STOCKTON, CA. On June 28th of this year, about sixty miles northwest of Atwater, Stockton became the first – and by far the largest – California city to seek relief under bankruptcy, after failed AB506 negotiations with its creditors. The negotiations failed to achieve a negotiated settlement that would allow the city to adopt a balanced budget for FY12-13, as required by law. A pendency plan submitted by the city during the AB506 process – essentially a budget for the city under Chapter 9 protection – did not include payments for debt service on $350 million out of $702 million of debt, and also reduced costs for labor, retirees, and long-term healthcare obligations. As in the other bankrupt inland cities in the state of California, the bankruptcy code is being used as a last resort, enabling Stockton to continue general-fund operations while giving the city time to negotiate settlements with creditors, thus providing long-term stability.
In this time of uncertainty, bankruptcy has looked increasingly attractive. Revenue increases, except in certain instances, require voter approval; and specific taxes (e.g., a tax on a certain good) require a 2/3 vote by town residents. A “typical” tax-plan increase such as a sales or utility tax hike could erase deficits and maintain debt-service coverage levels. But will electorates support new taxes, given the risks to municipalities of litigation and escalating costs? Probably not, until the city council can regain the trust of its citizens. We use as an example the city of Vallejo, which, once it got its fiscal affairs in order and regained the trust of its citizens, saw its citizens approve a tax increase. Now, the city is a model of austerity in the deleveraging world in which we find ourselves.
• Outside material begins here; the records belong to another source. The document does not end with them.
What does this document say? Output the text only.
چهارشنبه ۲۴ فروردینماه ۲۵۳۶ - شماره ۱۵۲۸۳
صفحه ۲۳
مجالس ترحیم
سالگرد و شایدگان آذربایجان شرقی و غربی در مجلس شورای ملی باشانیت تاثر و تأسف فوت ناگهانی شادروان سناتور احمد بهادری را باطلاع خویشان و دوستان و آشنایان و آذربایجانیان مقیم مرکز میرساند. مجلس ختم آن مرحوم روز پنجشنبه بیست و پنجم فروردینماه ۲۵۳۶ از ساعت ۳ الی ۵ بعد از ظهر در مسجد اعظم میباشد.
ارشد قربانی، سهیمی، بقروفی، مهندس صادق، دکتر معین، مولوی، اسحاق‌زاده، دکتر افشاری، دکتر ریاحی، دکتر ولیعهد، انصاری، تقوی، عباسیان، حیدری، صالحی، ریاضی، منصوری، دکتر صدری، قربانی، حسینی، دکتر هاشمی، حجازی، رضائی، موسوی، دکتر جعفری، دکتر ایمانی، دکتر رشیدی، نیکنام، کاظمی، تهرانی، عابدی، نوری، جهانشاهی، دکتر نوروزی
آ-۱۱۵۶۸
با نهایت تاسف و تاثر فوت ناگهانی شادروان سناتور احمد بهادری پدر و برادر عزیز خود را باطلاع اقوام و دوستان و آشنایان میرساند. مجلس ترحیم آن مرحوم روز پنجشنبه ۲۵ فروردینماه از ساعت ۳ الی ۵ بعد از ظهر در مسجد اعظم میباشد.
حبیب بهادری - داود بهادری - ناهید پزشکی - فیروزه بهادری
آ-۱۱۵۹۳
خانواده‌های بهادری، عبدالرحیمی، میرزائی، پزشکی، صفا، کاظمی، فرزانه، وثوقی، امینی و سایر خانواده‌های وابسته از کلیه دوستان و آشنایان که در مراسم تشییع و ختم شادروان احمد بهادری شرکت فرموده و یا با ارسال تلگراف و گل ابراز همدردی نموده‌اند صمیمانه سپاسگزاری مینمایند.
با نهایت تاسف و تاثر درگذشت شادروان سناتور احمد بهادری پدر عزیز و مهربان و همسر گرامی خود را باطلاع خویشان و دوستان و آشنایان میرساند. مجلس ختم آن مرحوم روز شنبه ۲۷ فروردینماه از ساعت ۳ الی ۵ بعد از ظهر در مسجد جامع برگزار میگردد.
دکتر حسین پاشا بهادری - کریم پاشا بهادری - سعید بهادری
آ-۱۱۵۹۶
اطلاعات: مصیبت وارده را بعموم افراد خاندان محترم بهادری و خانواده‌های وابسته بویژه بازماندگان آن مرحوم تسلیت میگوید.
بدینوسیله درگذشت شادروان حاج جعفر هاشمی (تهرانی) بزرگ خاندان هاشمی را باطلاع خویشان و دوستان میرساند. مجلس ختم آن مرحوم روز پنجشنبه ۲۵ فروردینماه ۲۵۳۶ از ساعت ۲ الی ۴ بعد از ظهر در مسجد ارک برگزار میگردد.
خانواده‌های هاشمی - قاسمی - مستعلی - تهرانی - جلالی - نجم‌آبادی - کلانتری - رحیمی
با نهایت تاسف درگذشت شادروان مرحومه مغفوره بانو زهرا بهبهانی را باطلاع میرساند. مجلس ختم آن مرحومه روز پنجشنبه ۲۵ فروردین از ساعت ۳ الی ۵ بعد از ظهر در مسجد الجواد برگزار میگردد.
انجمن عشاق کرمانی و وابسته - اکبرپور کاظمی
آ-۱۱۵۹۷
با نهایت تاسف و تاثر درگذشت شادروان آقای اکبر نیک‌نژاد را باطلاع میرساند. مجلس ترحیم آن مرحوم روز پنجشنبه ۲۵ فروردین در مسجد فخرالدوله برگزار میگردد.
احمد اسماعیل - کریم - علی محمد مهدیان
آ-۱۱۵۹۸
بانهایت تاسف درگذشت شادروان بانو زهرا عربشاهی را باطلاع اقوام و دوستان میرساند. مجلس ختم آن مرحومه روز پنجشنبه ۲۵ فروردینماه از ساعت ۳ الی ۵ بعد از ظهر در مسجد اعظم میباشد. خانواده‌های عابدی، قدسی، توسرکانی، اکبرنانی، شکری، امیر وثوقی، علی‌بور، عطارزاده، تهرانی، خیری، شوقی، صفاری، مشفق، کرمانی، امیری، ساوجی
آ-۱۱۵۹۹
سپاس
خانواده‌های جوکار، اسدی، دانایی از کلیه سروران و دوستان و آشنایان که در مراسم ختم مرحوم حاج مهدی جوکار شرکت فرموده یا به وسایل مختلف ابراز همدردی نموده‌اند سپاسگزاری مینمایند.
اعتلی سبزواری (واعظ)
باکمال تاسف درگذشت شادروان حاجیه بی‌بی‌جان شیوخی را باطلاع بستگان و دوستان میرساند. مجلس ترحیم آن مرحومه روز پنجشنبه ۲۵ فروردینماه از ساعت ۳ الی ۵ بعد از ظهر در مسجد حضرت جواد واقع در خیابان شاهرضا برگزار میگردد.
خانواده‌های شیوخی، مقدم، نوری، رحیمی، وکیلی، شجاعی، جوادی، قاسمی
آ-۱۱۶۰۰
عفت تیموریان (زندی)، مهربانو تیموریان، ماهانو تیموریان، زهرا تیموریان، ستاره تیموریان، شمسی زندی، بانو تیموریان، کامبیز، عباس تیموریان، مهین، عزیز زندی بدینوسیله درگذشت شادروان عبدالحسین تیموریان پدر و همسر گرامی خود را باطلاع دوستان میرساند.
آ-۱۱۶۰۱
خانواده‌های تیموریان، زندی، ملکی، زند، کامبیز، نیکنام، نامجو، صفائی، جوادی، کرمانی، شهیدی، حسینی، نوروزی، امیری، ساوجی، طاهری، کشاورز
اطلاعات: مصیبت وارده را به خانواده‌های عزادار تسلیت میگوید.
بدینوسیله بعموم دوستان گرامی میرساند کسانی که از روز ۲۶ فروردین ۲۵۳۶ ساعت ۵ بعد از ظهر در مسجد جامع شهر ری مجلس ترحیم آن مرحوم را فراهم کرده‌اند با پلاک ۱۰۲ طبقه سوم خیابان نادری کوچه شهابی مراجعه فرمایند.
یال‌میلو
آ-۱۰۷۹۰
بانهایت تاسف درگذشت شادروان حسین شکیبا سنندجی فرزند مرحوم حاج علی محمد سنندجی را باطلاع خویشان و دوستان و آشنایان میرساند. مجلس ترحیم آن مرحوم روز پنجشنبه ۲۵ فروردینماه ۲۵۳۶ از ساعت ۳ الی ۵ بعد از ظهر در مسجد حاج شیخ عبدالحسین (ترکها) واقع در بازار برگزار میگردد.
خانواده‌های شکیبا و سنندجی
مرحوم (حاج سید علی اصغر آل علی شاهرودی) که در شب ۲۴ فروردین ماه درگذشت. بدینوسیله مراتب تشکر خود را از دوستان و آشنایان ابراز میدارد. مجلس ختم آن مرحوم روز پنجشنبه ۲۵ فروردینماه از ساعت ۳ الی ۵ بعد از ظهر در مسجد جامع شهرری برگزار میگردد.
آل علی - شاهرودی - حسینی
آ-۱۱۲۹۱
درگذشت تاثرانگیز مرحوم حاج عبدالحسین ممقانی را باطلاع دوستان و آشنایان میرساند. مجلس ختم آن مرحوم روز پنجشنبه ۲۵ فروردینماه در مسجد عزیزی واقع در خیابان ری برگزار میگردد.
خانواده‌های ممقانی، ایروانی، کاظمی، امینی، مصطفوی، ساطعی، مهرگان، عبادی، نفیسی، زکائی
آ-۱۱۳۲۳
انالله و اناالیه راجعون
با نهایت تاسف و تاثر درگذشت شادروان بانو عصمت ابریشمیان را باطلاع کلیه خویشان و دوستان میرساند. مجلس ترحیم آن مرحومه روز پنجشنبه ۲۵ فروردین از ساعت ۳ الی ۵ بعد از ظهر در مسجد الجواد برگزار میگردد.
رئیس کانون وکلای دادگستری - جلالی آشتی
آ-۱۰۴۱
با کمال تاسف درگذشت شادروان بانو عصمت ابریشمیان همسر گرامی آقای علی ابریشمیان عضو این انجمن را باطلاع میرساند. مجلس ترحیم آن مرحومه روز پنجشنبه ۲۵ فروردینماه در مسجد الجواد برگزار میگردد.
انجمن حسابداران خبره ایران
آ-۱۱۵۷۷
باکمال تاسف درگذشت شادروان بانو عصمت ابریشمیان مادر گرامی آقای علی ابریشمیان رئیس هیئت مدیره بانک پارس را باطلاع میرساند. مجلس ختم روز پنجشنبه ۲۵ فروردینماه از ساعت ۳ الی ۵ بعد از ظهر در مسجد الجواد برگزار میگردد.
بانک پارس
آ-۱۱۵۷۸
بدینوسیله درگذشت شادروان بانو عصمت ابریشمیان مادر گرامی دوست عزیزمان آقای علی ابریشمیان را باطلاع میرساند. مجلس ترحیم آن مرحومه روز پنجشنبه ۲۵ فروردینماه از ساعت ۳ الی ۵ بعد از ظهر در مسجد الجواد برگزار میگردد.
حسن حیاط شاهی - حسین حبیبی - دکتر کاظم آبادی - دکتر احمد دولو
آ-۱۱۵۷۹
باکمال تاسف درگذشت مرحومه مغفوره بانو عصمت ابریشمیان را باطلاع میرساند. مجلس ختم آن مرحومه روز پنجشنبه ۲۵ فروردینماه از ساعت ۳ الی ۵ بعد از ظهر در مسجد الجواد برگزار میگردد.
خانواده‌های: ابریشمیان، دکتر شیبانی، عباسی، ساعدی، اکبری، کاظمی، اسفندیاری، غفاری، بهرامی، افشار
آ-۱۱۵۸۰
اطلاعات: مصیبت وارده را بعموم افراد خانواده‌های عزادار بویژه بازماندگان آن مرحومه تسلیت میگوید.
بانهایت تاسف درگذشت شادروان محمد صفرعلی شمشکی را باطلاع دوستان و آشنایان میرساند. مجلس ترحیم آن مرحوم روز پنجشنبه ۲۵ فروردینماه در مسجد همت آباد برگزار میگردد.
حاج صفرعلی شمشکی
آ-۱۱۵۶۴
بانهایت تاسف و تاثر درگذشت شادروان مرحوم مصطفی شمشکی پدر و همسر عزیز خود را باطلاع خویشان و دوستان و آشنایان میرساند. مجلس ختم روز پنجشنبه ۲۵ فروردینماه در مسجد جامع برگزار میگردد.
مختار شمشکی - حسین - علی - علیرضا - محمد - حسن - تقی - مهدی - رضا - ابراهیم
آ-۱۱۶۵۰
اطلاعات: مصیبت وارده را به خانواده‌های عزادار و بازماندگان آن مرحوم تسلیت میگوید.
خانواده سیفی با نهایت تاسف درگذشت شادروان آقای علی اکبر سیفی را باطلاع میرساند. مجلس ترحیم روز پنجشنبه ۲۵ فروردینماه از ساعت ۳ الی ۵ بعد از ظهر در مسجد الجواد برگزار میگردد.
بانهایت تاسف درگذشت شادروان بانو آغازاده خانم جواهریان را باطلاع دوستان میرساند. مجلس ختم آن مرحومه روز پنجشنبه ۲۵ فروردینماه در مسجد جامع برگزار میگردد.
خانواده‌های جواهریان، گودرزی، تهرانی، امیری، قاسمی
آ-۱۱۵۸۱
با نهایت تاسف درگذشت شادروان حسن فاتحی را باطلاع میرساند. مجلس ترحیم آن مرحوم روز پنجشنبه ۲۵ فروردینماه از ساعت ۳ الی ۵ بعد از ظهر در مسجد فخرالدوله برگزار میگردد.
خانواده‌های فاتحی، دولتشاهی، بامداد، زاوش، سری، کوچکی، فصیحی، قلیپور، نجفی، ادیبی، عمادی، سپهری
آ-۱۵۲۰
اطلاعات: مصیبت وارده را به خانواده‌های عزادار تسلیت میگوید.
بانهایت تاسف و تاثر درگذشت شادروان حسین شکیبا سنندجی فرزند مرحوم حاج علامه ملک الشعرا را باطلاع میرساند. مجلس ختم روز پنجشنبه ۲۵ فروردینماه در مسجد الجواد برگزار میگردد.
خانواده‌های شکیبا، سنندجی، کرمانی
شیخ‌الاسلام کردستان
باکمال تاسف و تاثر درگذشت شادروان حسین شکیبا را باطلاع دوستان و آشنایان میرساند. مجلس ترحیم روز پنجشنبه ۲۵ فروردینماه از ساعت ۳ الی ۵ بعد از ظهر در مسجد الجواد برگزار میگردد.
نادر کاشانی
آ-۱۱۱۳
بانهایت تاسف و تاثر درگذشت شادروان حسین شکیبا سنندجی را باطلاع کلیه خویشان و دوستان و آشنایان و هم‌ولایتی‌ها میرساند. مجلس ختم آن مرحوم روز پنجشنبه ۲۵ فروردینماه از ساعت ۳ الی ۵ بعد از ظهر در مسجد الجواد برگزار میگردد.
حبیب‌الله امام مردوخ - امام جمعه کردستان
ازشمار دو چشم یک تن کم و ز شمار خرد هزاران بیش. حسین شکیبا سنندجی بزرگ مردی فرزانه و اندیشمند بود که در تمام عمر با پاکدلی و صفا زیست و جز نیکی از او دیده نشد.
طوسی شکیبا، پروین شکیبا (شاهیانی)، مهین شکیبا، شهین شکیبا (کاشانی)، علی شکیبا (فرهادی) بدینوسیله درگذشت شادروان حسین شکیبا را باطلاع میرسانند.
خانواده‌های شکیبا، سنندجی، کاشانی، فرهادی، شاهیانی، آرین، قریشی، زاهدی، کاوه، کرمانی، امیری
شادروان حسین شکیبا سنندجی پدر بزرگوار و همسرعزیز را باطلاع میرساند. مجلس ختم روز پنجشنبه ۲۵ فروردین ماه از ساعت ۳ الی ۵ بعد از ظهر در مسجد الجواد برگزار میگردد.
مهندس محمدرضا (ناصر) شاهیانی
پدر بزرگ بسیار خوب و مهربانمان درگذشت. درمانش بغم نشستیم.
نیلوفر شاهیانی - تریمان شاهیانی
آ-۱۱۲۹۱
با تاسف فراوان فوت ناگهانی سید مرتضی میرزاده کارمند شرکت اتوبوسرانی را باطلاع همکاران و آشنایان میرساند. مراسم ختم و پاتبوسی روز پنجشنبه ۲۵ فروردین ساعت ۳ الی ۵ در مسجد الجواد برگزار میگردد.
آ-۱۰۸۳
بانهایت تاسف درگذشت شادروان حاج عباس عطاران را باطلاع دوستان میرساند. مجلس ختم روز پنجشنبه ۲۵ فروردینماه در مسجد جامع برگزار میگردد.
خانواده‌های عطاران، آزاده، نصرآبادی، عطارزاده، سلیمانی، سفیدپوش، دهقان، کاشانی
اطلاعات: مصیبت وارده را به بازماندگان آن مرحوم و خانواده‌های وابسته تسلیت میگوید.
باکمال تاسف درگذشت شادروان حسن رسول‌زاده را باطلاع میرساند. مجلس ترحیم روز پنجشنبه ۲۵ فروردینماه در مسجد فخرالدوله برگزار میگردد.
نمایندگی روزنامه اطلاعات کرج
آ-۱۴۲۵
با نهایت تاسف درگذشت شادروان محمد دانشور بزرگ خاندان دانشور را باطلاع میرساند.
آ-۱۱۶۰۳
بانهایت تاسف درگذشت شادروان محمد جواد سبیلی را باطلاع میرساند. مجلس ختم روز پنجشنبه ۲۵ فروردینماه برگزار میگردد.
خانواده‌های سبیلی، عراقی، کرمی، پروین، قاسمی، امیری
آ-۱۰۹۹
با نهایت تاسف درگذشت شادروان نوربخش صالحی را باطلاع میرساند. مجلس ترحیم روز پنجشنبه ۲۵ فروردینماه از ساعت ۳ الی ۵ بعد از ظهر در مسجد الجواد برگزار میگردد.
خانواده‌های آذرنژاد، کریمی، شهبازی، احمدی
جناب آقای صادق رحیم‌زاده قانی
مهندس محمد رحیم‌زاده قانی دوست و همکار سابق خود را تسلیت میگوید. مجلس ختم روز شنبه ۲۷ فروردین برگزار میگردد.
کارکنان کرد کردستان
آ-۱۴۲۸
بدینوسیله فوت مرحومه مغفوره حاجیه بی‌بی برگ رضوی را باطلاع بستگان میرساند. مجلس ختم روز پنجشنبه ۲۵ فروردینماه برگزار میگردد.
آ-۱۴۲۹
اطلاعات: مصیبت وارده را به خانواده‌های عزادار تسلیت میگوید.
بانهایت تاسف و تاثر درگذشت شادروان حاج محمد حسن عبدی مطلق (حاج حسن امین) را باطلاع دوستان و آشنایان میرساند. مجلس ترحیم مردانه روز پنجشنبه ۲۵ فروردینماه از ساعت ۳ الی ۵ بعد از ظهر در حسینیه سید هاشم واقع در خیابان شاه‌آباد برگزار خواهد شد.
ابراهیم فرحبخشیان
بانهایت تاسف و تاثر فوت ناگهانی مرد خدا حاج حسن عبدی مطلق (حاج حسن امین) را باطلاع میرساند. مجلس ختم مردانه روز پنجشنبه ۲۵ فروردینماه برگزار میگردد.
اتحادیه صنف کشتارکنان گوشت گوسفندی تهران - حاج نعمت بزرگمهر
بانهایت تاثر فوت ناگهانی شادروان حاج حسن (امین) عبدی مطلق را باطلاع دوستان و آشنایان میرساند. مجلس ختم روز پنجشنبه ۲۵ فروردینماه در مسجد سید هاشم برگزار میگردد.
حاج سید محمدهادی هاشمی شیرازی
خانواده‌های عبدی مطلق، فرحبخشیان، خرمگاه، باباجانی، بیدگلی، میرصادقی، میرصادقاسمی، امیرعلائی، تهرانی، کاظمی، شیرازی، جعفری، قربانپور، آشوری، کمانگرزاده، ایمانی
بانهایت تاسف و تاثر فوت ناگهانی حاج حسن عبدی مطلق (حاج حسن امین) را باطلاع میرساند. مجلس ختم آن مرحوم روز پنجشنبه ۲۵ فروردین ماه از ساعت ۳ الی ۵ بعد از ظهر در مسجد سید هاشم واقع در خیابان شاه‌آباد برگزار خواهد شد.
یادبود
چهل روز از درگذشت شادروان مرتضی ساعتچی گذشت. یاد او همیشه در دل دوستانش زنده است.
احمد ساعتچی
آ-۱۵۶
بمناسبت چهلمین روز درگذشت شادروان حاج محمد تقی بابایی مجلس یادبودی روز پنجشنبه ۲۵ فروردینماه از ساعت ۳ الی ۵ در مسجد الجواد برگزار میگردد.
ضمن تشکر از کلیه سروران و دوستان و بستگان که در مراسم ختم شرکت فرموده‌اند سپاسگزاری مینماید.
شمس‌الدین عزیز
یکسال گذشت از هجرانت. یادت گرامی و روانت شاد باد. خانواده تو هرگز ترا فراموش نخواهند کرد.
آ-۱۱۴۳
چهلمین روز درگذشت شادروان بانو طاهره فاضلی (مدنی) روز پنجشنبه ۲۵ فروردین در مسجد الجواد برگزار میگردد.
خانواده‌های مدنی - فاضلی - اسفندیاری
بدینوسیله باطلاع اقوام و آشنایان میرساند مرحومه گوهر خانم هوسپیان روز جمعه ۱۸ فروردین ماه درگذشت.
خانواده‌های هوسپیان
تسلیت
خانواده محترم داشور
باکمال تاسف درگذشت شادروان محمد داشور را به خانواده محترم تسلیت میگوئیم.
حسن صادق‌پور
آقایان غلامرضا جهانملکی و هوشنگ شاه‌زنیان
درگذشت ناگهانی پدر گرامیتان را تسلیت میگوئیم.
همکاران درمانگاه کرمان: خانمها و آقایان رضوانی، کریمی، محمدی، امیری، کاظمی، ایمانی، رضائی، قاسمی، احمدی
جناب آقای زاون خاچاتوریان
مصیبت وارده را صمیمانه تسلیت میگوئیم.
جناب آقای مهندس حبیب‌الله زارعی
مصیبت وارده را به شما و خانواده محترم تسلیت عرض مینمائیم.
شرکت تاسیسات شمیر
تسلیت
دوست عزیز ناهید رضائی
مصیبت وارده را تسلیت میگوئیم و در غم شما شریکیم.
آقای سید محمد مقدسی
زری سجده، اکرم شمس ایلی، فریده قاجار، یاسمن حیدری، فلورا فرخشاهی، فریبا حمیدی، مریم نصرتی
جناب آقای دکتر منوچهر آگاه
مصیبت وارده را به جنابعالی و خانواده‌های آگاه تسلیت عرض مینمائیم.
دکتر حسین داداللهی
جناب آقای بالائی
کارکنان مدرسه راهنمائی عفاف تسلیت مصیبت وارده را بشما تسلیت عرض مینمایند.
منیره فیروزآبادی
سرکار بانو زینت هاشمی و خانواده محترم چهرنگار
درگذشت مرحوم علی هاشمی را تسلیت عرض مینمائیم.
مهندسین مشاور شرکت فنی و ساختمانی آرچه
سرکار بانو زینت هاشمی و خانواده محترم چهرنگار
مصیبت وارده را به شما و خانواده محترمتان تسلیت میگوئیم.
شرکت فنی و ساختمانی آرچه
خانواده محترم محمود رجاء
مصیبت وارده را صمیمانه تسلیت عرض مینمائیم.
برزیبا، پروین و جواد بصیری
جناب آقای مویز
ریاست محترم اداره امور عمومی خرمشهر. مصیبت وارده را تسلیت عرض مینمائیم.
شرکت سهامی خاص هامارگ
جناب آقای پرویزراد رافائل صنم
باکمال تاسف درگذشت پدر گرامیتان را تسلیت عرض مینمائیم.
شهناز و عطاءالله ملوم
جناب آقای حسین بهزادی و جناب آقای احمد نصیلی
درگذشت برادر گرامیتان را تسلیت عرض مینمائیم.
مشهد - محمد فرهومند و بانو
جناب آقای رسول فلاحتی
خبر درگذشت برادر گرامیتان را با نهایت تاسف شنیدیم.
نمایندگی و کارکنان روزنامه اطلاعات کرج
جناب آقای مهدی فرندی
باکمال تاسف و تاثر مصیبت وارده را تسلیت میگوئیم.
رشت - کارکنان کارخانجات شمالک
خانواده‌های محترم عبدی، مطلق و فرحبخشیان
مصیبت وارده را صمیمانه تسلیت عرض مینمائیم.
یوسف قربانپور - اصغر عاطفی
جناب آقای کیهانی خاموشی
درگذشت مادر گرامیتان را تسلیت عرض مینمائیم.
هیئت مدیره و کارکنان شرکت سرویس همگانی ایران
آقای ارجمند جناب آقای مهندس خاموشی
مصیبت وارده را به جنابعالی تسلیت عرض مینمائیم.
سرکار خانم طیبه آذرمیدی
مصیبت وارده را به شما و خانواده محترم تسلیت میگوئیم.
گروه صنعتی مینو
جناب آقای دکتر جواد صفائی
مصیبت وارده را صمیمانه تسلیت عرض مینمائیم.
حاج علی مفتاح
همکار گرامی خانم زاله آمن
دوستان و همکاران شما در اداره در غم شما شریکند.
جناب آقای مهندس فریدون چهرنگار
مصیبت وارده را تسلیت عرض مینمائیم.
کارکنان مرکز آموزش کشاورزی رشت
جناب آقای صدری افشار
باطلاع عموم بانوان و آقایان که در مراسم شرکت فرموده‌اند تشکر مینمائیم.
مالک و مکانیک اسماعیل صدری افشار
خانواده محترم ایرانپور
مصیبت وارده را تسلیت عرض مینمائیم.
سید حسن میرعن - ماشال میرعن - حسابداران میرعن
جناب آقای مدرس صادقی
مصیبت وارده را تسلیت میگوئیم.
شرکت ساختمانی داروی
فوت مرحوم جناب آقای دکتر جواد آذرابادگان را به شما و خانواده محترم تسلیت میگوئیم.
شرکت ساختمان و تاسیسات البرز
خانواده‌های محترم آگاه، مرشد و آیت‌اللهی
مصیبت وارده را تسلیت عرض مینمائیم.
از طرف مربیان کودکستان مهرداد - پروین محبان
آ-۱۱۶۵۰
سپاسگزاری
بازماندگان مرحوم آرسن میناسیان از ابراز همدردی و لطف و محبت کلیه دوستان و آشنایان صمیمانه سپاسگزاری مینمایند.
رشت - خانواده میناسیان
At a minimum, a restructuring of contracts relating to labor, retirees, debt, etc. is required to regain fiscal sustainability. Unfortunately, given the failures we’ve seen with AB506, bankruptcy is looking like the only way to attain this. The long-term budget forecasts we’ve seen show the problems facing these California municipalities are so severe that aggressive tax hikes or cutting services are not enough to make them viable. Revenues and expenditures are only one source of the problem: debt and contractual liabilities, which can only be addressed through AB506 or Chapter 9 bankruptcy, must be restructured.